I have some recommendations for AMSAT based on this experience. First, a more extensive set of free-to-use educational diagrams would be very useful and, I think, an excellent recruitment tool. They would probably find their way onto Wikipedia and other places, with a reference to AMSAT. There may be more than I think already available: the AMSAT website was briefly and uncharacteristically unavailable when I was working on the presentation on Sunday night.
More ambitiously, I think we should consider establishing the infrastructure for a network of Middle or High Schools clubs or classrooms who are affiliated with the cubesat and APRS satellite initiatives and have stations that feed them data.
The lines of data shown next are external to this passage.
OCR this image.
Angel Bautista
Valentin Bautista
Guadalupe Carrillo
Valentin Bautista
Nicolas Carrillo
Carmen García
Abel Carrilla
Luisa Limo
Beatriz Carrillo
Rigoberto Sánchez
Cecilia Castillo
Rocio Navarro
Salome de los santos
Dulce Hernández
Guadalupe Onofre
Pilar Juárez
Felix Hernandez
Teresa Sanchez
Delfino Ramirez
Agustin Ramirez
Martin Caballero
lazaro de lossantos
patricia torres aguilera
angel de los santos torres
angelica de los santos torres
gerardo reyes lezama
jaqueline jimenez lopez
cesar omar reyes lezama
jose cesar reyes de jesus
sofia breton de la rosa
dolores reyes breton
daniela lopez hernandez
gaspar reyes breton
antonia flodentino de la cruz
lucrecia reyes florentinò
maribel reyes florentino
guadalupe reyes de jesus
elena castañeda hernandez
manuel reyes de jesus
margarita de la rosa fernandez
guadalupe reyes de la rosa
What sort of infrastructure? There's two important components I can think of. To my mind what matters here from the school's and students' perspectives is kudos, recognition from a larger group. If this is so, CalPoly or some other institution could produce some certificates recognizing Ms. Smith's class in Podunk Hollow, NB as a "Member of the International Satellite Collective" or what-have-you. Make a website, and list the participating schools for each year. Ms. Smith feels (rightly, mind you) that she's done something to make her class part of the larger world, and her school administration has something to brag about, too. Participation would be determined by submitting telemetry, simple as that.
If the CAPE people are thinking of engaging local schools, they might consider how much little greater effort it would take to globalize the effort, seeding cubesat stations around the world. Bob's Navy lab would also be a great place for this.